Король дружески поклонился им, и генерал с графом ушли.


Глава седьмая


Приёмные салоны в доме министерства иностранных дел в Берлине ярко освещены: у канцлера северогерманского союза вечер, на который съезжаются члены рейхстага, дипломаты и прочие сливки столичного общества, состоящие в гражданской и военной службе, в финансовом мире, в мире искусства и науки.

Многочисленное общество сновало по скромно убранным комнатам. Высокие чины оживляли своими блестящими мундирами однообразие чёрных фраков мирных граждан; дипломаты с пёстрыми лентами и блестящими звёздами частью стояли группами и шёпотом вели между собой разговоры, частью прогуливались, вступая в беседу со знакомыми депутатами и извлекая из разговора сведения о внутреннем положении, по которым иностранные дворы, в силу своей прозорливости, составляли более или менее верную картину политической жизни в Берлине.

Несмотря на многочисленное общество в залах, к парадным дверям дома подъезжали новые экипажи и подходили новые пешеходы, ибо никто из приглашённых не хотел пропустить этих вечеринок-суаре, на которых можно было без всякого стеснения и официальности общаться с политическими и парламентскими звёздами и, быть может, заглянуть в тайны великой политической машины, приводившей в движение мир.

В первом салоне стоял Бисмарк, приветствуя вновь прибывших. Он то обменивался несколькими словами с членами дипломатического корпуса, то радушно пожимал руку депутату рейхстага; на нём был кирасирский мундир, беспечная весёлость выражалась в его чертах.

Он только что раскланялся с небольшим, невзрачным на вид господином с умным, резко очерченным лицом, в живых чёрных глазах которого светился тот еврейский ум, который замечается в потомках избранного народа, когда они рассуждают о вопросах искусства и политики.

— Очень рад видеть вас, доктор Ласкер, — сказал граф с безупречной вежливостью. — Вероятно, мы найдём ещё случай обменяться несколькими словами.

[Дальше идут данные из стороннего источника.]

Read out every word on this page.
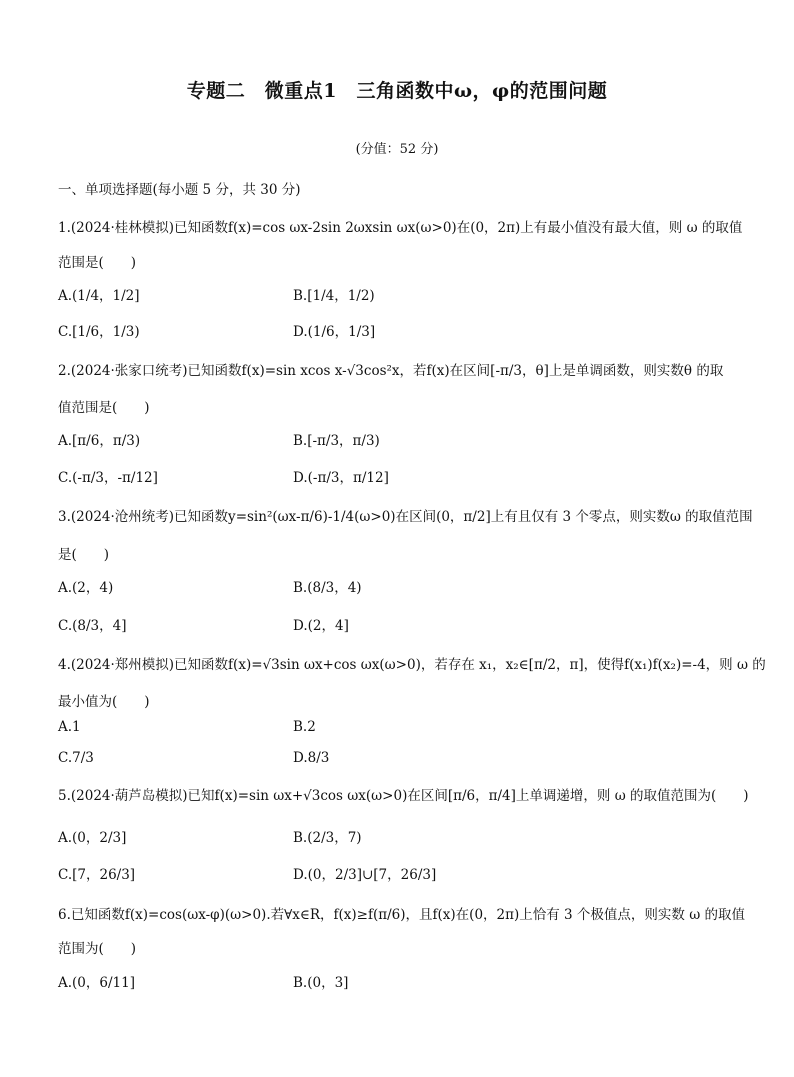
专题二　微重点1　三角函数中ω，φ的范围问题
(分值：52 分)
一、单项选择题(每小题 5 分，共 30 分)
1.(2024·桂林模拟)已知函数f(x)=cos ωx-2sin 2ωxsin ωx(ω>0)在(0，2π)上有最小值没有最大值，则 ω 的取值
范围是(　　)
A.(1/4，1/2]	B.[1/4，1/2)
C.[1/6，1/3)	D.(1/6，1/3]
2.(2024·张家口统考)已知函数f(x)=sin xcos x-√3cos²x，若f(x)在区间[-π/3，θ]上是单调函数，则实数θ 的取
值范围是(　　)
A.[π/6，π/3)	B.[-π/3，π/3)
C.(-π/3，-π/12]	D.(-π/3，π/12]
3.(2024·沧州统考)已知函数y=sin²(ωx-π/6)-1/4(ω>0)在区间(0，π/2]上有且仅有 3 个零点，则实数ω 的取值范围
是(　　)
A.(2，4)	B.(8/3，4)
C.(8/3，4]	D.(2，4]
4.(2024·郑州模拟)已知函数f(x)=√3sin ωx+cos ωx(ω>0)，若存在 x₁，x₂∈[π/2，π]，使得f(x₁)f(x₂)=-4，则 ω 的
最小值为(　　)
A.1	B.2
C.7/3	D.8/3
5.(2024·葫芦岛模拟)已知f(x)=sin ωx+√3cos ωx(ω>0)在区间[π/6，π/4]上单调递增，则 ω 的取值范围为(　　)
A.(0，2/3]	B.(2/3，7)
C.[7，26/3]	D.(0，2/3]∪[7，26/3]
6.已知函数f(x)=cos(ωx-φ)(ω>0).若∀x∈R，f(x)≥f(π/6)，且f(x)在(0，2π)上恰有 3 个极值点，则实数 ω 的取值
范围为(　　)
A.(0，6/11]	B.(0，3]
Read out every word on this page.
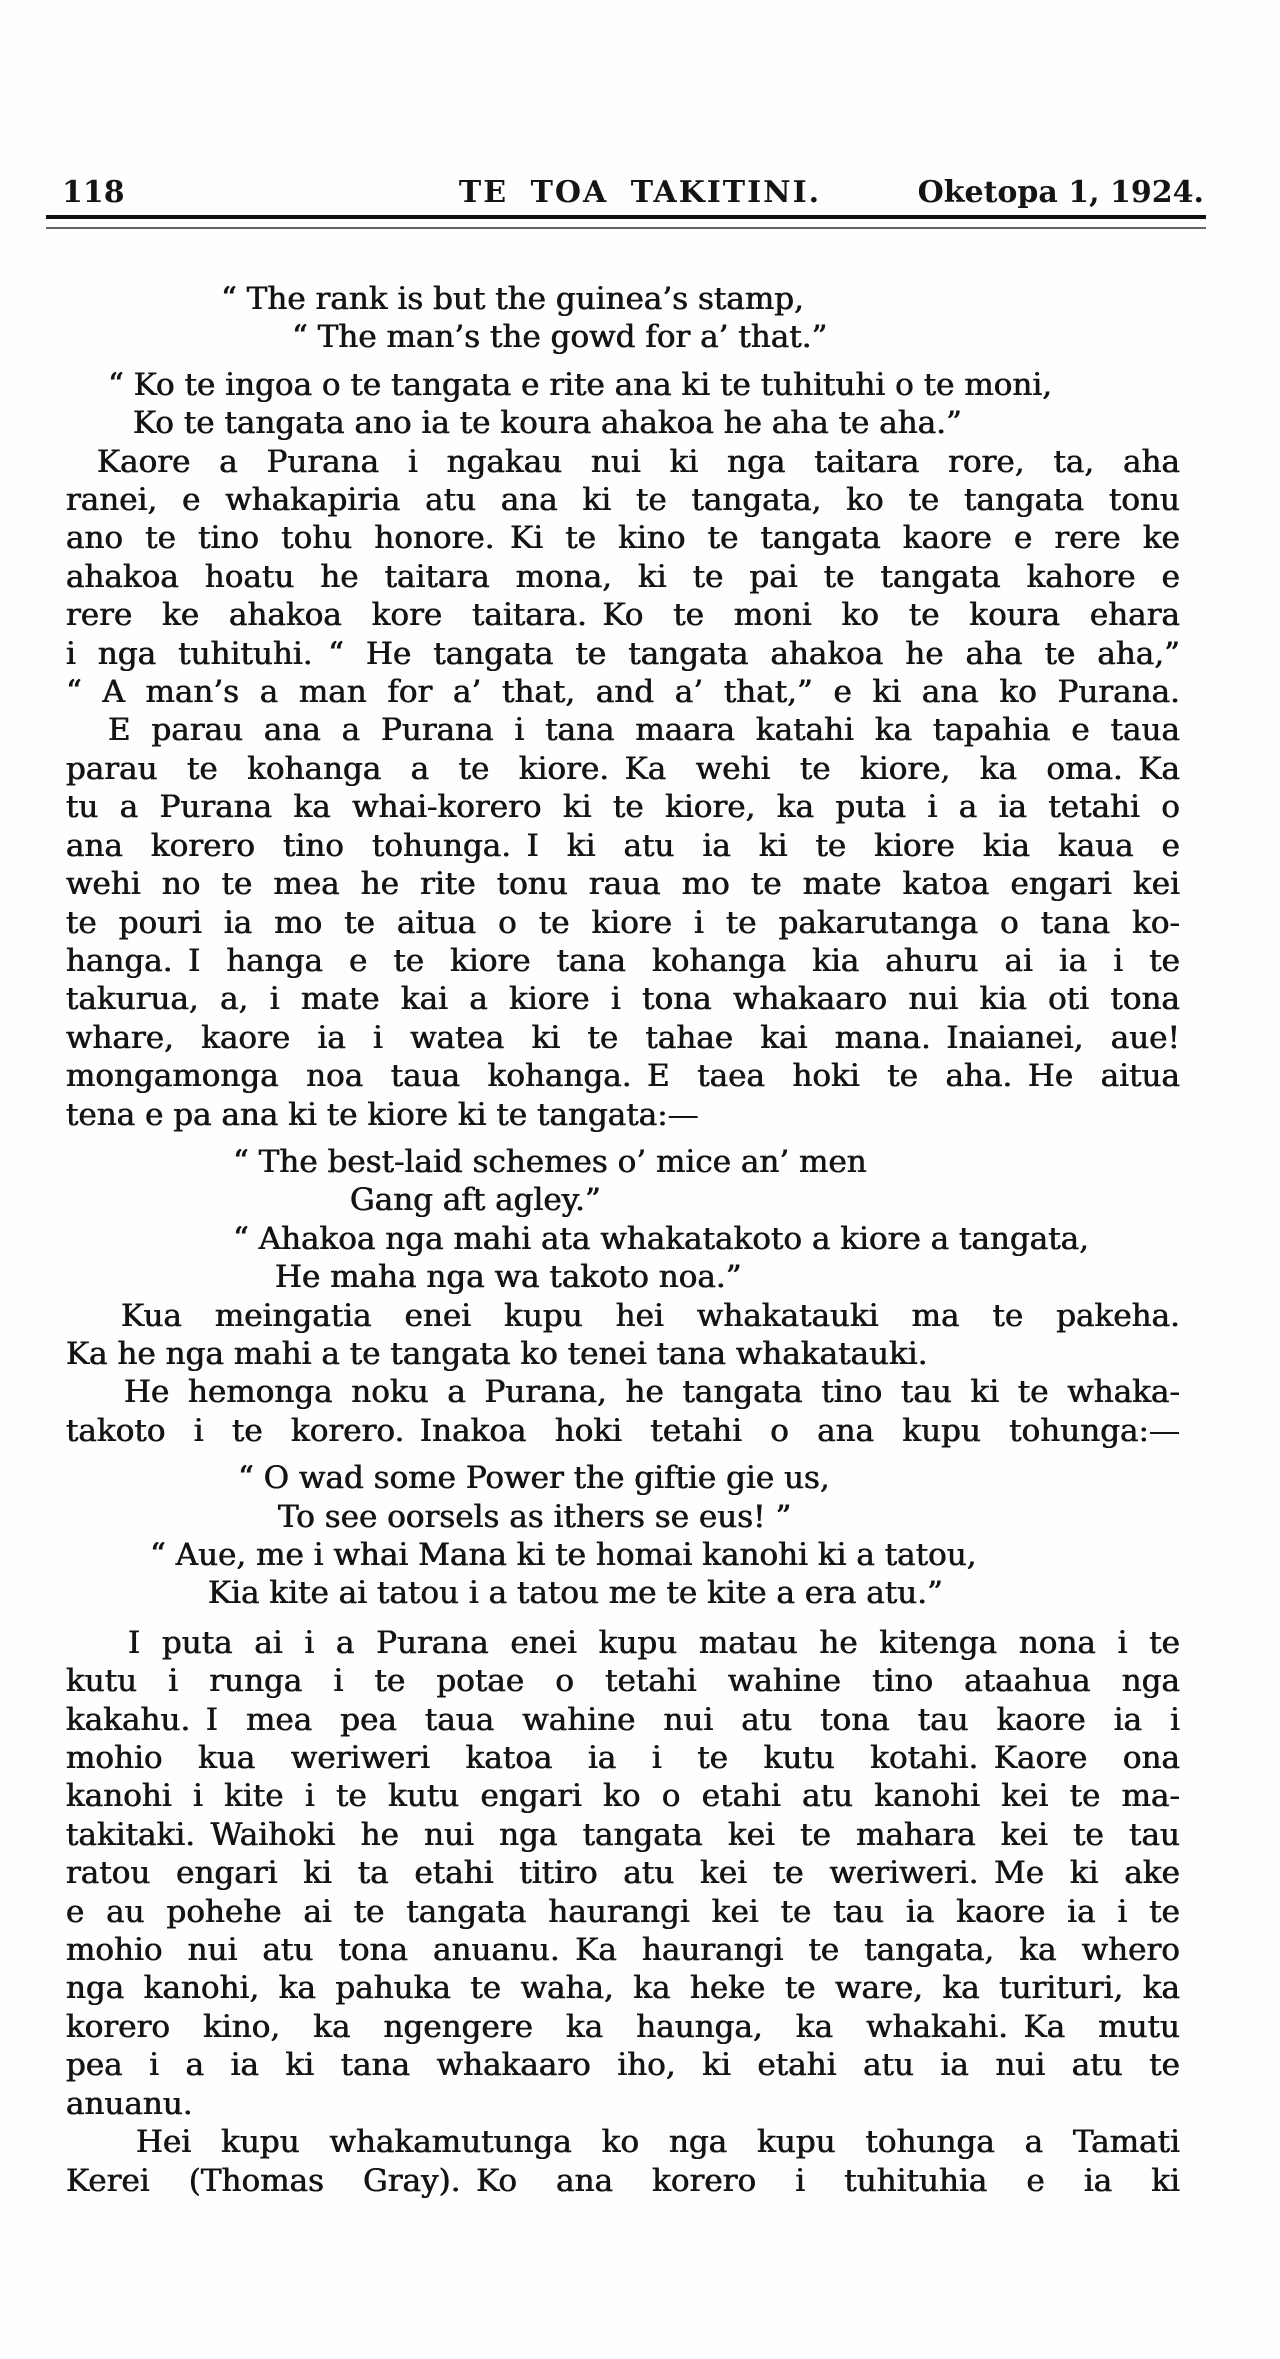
118	TE TOA TAKITINI.	Oketopa 1, 1924.
“ The rank is but the guinea’s stamp,
“ The man’s the gowd for a’ that.”
“ Ko te ingoa o te tangata e rite ana ki te tuhituhi o te moni,
Ko te tangata ano ia te koura ahakoa he aha te aha.”
Kaore a Purana i ngakau nui ki nga taitara rore, ta, aha
ranei, e whakapiria atu ana ki te tangata, ko te tangata tonu
ano te tino tohu honore. Ki te kino te tangata kaore e rere ke
ahakoa hoatu he taitara mona, ki te pai te tangata kahore e
rere ke ahakoa kore taitara. Ko te moni ko te koura ehara
i nga tuhituhi. “ He tangata te tangata ahakoa he aha te aha,”
“ A man’s a man for a’ that, and a’ that,” e ki ana ko Purana.
E parau ana a Purana i tana maara katahi ka tapahia e taua
parau te kohanga a te kiore. Ka wehi te kiore, ka oma. Ka
tu a Purana ka whai-korero ki te kiore, ka puta i a ia tetahi o
ana korero tino tohunga. I ki atu ia ki te kiore kia kaua e
wehi no te mea he rite tonu raua mo te mate katoa engari kei
te pouri ia mo te aitua o te kiore i te pakarutanga o tana ko-
hanga. I hanga e te kiore tana kohanga kia ahuru ai ia i te
takurua, a, i mate kai a kiore i tona whakaaro nui kia oti tona
whare, kaore ia i watea ki te tahae kai mana. Inaianei, aue!
mongamonga noa taua kohanga. E taea hoki te aha. He aitua
tena e pa ana ki te kiore ki te tangata:—
“ The best-laid schemes o’ mice an’ men
Gang aft agley.”
“ Ahakoa nga mahi ata whakatakoto a kiore a tangata,
He maha nga wa takoto noa.”
Kua meingatia enei kupu hei whakatauki ma te pakeha.
Ka he nga mahi a te tangata ko tenei tana whakatauki.
He hemonga noku a Purana, he tangata tino tau ki te whaka-
takoto i te korero. Inakoa hoki tetahi o ana kupu tohunga:—
“ O wad some Power the giftie gie us,
To see oorsels as ithers se eus! ”
“ Aue, me i whai Mana ki te homai kanohi ki a tatou,
Kia kite ai tatou i a tatou me te kite a era atu.”
I puta ai i a Purana enei kupu matau he kitenga nona i te
kutu i runga i te potae o tetahi wahine tino ataahua nga
kakahu. I mea pea taua wahine nui atu tona tau kaore ia i
mohio kua weriweri katoa ia i te kutu kotahi. Kaore ona
kanohi i kite i te kutu engari ko o etahi atu kanohi kei te ma-
takitaki. Waihoki he nui nga tangata kei te mahara kei te tau
ratou engari ki ta etahi titiro atu kei te weriweri. Me ki ake
e au pohehe ai te tangata haurangi kei te tau ia kaore ia i te
mohio nui atu tona anuanu. Ka haurangi te tangata, ka whero
nga kanohi, ka pahuka te waha, ka heke te ware, ka turituri, ka
korero kino, ka ngengere ka haunga, ka whakahi. Ka mutu
pea i a ia ki tana whakaaro iho, ki etahi atu ia nui atu te
anuanu.
Hei kupu whakamutunga ko nga kupu tohunga a Tamati
Kerei (Thomas Gray). Ko ana korero i tuhituhia e ia ki
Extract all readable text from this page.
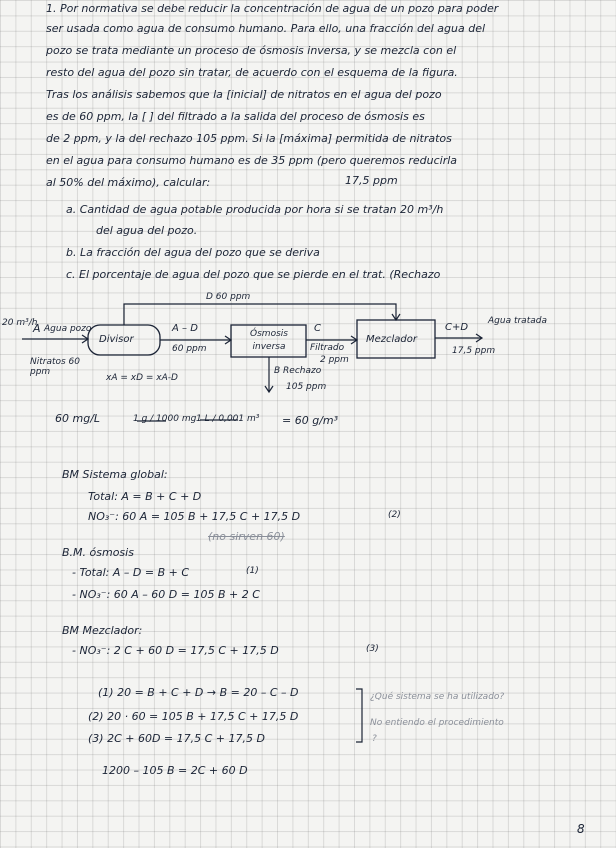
1. Por normativa se debe reducir la concentración de agua de un pozo para poder
ser usada como agua de consumo humano. Para ello, una fracción del agua del
pozo se trata mediante un proceso de ósmosis inversa, y se mezcla con el
resto del agua del pozo sin tratar, de acuerdo con el esquema de la figura.
Tras los análisis sabemos que la [inicial] de nitratos en el agua del pozo
es de 60 ppm, la [ ] del filtrado a la salida del proceso de ósmosis es
de 2 ppm, y la del rechazo 105 ppm. Si la [máxima] permitida de nitratos
en el agua para consumo humano es de 35 ppm (pero queremos reducirla
al 50% del máximo), calcular:	17,5 ppm
a. Cantidad de agua potable producida por hora si se tratan 20 m³/h
del agua del pozo.
b. La fracción del agua del pozo que se deriva
c. El porcentaje de agua del pozo que se pierde en el trat. (Rechazo
20 m³/h
A Agua pozo
Nitratos 60 ppm
Divisor
A – D
60 ppm
Ósmosis inversa
C
Filtrado
2 ppm
Mezclador
C+D
Agua tratada
17,5 ppm
D 60 ppm
B Rechazo
105 ppm
xA = xD = xA-D
60 mg/L	1 g / 1000 mg 1 L / 0,001 m³ = 60 g/m³
BM Sistema global:
Total: A = B + C + D
NO₃⁻: 60 A = 105 B + 17,5 C + 17,5 D	(2)
(no sirven 60)
B.M. ósmosis
- Total: A – D = B + C	(1)
- NO₃⁻: 60 A – 60 D = 105 B + 2 C
BM Mezclador:
- NO₃⁻: 2 C + 60 D = 17,5 C + 17,5 D	(3)
(1) 20 = B + C + D → B = 20 – C – D
(2) 20 · 60 = 105 B + 17,5 C + 17,5 D
(3) 2C + 60D = 17,5 C + 17,5 D
¿Qué sistema se ha utilizado?
No entiendo el procedimiento
?
1200 – 105 B = 2C + 60 D
8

Я хотел бы переманить вас у оппозиции, — прибавил он, грозя пальцем.

— Это будет не совсем легко, ваше сиятельство! — отвечал с поклоном доктор Ласкер.

Показавшиеся в дверях гости расступились, и в салон вошёл, раскланиваясь направо и налево, генерал-фельдмаршал граф Врангель. Весёлостью дышало волевое, морщинистое лицо старика с закрученными вверх усами. Бодро шагал этот ветеран прусской армии, одетый в мундир своего восточнопрусского кирасирского полка, с орденом Pour le Mérite[25] на шее, звёздами Чёрного орла и Андрея Первозванного на шее, и с орденом Железного креста I степени.

Бисмарк быстро пошёл ему навстречу и, вытянувшись во фрунт, сказал тоном рапортующего офицера:

— Генерал-майор граф Бисмарк-Шенгаузен из Седьмого Магдебурского кирасирского полка, откомандированный к должности союзного канцлера и министра иностранных дел!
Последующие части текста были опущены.